13. STRESS, LOW MOOD AND WORRIES SHAPE BACK PAIN

How we feel can influence the amount of pain we feel. Back pain can be triggered following changes in life stress, mood or anxiety levels.

In the same way that these factors are linked to other health conditions such as cold sores, irritable bowel syndrome and tiredness, they have a very large effect on back pain. As a result, managing our stress, mood and anxiety levels through doing things we enjoy and engaging in relaxation can be really beneficial in helping back pain.

14. EXERCISE IS GOOD AND SAFE

Many people with pain are afraid of exercise and avoid it because they think it may cause them more problems. However this is not true! We now know that regular exercise helps to keep you and your body fit and healthy and actually reduces pain and discomfort. It relaxes muscle tension, helps mood and strengthens the immune system, once started gradually.

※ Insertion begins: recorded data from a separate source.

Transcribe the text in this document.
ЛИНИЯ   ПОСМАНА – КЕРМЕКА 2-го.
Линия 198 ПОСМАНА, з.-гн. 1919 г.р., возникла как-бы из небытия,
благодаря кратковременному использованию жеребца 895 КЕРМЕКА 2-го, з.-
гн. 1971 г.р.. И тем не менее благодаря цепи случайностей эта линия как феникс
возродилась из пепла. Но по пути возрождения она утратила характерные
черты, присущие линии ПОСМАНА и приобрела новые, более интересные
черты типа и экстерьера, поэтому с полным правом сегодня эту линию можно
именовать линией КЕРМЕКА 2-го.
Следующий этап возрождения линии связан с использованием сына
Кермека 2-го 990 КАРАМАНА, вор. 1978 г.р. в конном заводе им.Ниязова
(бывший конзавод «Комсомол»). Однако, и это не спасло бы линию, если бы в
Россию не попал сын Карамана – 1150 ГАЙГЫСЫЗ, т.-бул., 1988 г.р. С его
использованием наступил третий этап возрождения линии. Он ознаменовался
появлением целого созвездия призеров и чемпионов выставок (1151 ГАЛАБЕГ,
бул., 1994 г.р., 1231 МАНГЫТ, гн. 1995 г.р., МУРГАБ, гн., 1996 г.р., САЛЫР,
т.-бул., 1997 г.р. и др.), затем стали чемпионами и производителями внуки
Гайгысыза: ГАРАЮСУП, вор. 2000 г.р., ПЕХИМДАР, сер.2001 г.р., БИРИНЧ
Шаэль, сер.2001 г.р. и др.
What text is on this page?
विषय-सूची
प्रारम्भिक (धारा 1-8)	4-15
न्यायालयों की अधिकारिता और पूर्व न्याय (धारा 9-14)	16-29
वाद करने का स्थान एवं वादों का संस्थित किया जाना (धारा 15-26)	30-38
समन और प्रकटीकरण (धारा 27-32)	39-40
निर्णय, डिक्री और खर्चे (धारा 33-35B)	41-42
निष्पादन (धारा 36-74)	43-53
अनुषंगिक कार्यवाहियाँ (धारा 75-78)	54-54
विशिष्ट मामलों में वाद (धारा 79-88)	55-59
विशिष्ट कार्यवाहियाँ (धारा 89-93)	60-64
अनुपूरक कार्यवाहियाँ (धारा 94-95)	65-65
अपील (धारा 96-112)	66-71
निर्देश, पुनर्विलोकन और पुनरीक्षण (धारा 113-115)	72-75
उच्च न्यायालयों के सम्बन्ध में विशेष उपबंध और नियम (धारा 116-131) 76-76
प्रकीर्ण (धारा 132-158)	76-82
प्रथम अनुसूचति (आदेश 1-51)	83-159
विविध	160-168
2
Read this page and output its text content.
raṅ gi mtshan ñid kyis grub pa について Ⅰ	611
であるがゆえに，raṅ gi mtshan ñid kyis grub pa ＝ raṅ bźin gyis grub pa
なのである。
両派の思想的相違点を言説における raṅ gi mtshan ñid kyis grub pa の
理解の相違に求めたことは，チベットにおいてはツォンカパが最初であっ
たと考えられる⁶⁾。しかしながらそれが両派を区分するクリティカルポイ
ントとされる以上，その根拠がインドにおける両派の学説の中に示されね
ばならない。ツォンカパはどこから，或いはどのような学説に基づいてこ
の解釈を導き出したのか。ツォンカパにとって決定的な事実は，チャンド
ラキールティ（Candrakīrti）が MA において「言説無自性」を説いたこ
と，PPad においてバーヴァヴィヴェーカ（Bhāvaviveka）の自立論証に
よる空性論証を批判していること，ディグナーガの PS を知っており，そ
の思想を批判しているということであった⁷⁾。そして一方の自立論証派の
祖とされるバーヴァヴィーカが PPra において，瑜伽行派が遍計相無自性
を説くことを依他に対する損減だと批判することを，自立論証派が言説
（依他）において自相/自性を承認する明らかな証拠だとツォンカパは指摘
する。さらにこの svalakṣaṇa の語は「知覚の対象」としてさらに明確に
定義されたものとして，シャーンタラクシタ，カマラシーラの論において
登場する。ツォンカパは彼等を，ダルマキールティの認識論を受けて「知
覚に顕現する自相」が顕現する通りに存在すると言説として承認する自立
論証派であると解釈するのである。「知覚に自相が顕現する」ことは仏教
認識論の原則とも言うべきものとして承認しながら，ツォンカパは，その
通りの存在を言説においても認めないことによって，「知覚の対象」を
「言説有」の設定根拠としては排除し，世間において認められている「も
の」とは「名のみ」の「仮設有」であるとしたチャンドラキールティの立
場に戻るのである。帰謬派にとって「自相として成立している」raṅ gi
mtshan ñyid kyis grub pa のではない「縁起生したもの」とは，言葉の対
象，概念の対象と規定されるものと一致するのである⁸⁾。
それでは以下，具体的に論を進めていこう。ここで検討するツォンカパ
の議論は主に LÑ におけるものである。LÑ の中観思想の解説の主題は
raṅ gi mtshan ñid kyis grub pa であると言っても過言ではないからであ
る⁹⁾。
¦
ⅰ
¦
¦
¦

All types of exercise are good, with no major differences in effectiveness between them, so pick one that you enjoy, can afford and that is convenient.

Walking, using the stairs, cycling, jogging, running and stretching are all good and help relax all the tense muscles in your body.

When you are in pain, starting exercise can be very hard. Under-used muscles feel more pain than healthy muscles. Therefore, if you feel sore after you exercise, this does not indicate harm or damage to the body.

15. PERSISTENT BACK PAIN CAN GET BETTER

Since back pain is associated with many factors that vary between individuals, treatments that address the relevant factors for each individual can be effective. Failing to get pain relief after lots of different treatments is very frustrating and can cause people to lose hope.

However, this is very common, as most treatments only address one factor - for example, someone goes for a massage for their sore muscles but doesn't address their sleep or fitness or stress levels.

By identifying the different contributing factors for each individual and trying to address them, pain can be significantly reduced and people can live a happier and healthier life.